‪Urban futures and the austerity politics of regeneration by Rob Imrie

  tescoCUCR will be attending the final seminar in the Rethinking Centres and Peripheries seminar series on 15th November at Global Urban Research Unit, University of Newcastle, on Cities, Resilience and Regeneration. The final seminar will explore connections between the resilience and ‘regeneration’ of contemporary cities, especially in the north-east of England. Key themes to be addressed here include: sustaining consumption and public-sector-driven urban economies – especially in the UK peripheries—in a world of radical austerity; linking the latest thinking on sustainable regeneration with wider concepts of urban resilience in a world of rapid climate change, sea-level rise, biodiversity collapse and resource exhaustion; and drawing on the latest innovations in critical urban theory about questions of urban, infrastructural, ecological and human security, as well as demographic ageing, to sustain new urban and policy thinking in a ‘post-regeneration’ world.


Rob Imrie from CUCR will be discussing : ‘Urban futures and the austerity politics of regeneration’: 

The future of cities appears to be mapped out by an austerity politics that, in its most extreme versions, has led to the street lights in Detroit being turned off and encouraged waves of accumulation by dispossession as speculative investors land grab valuable pieces of real estate. Selling the city has never been more extensive and popular, nor capitalism so wide-ranging and pervasive in shaping the socio-spatial patterns and relations of urbanism. The paper outlines the dimensions of the austerity politics of regeneration, characterised by its illusory character, its entwinement with a technocratic appeal to a post politics, its rolling out of new forms of corporate-led regeneration, and its insinuation of symbolic violence. Drawing on Fry’s (2011) notion of de-futuring, the paper speculates about what a ‘futured’ regeneration ought to be, premised upon the development of what Fry refers to as ‘redirective practices’. Such practices need to resist ‘strong theory’, to identify the political within regeneration, and foster the potential for transformative (political) engagement through practice.

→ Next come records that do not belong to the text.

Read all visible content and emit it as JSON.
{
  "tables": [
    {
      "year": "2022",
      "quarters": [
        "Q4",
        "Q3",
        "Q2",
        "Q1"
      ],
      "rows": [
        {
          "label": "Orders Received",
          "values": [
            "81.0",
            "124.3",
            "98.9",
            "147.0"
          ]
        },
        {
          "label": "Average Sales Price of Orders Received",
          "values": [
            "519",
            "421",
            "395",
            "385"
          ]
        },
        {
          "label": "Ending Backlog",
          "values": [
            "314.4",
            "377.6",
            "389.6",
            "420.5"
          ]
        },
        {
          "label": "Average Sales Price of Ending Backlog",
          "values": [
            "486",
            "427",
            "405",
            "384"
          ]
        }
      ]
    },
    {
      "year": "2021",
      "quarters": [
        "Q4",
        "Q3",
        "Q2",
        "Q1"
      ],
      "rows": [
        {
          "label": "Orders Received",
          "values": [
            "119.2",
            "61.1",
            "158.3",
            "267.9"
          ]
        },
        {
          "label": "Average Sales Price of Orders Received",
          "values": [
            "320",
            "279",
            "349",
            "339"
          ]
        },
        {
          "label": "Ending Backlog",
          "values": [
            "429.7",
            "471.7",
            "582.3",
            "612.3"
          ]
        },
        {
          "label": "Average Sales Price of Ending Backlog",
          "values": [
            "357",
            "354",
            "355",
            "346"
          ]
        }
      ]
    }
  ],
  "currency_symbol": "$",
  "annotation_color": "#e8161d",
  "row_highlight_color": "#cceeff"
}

RECAp is a The Rethinking Centres and Peripheries research seminar series and contributes to important debates in the area of economic and urban geography, urban sociology, public policy, planning and environmental studies surrounding the uneven geographic development of cities especially in the wake of the financial crash of 2008. Lead by the Centre for URBan Research at the University of York (CURB) and with partners from Goldsmiths (Centre for Urban and Community Research) and Newcastle (Global Urban Research Unit), there have been a total of three seminars, one at each institution.


Rob Imrie is Professor with a background in geography, sociology, and planning studies and he has a doctorate in industrial sociology. He was previously Professor of Geography at Kings College London and at Royal Holloway University of London, prior to that.

In 2004, Rob was awarded the ‘Back Award’ by the Royal Geographical Society (with the Institute of British Geographers), in recognition of ‘contributions to research on national and local policies in urban development and local governance’, June 14th. Between 2003 and 2007, Rob was visiting professor in Department of Geography at University of Strathclyde. He has since held visiting professorships in the Urban Research Centre, University of Western Sydney (2008), and the Department of Applied Social Studies, University of Cork (2009). He is a former member of: the Department of Communites and Local Government’s (DCLG) Working Party advising on changes to Part M of the Building Regulations; the DCLG’s Housing Research Network, with responsibility to develop links between housing research and policy; and, the Lifetime Homes Group, Joseph Rowntree Foundation. He is an editorial board member of the ‘Access Journal’.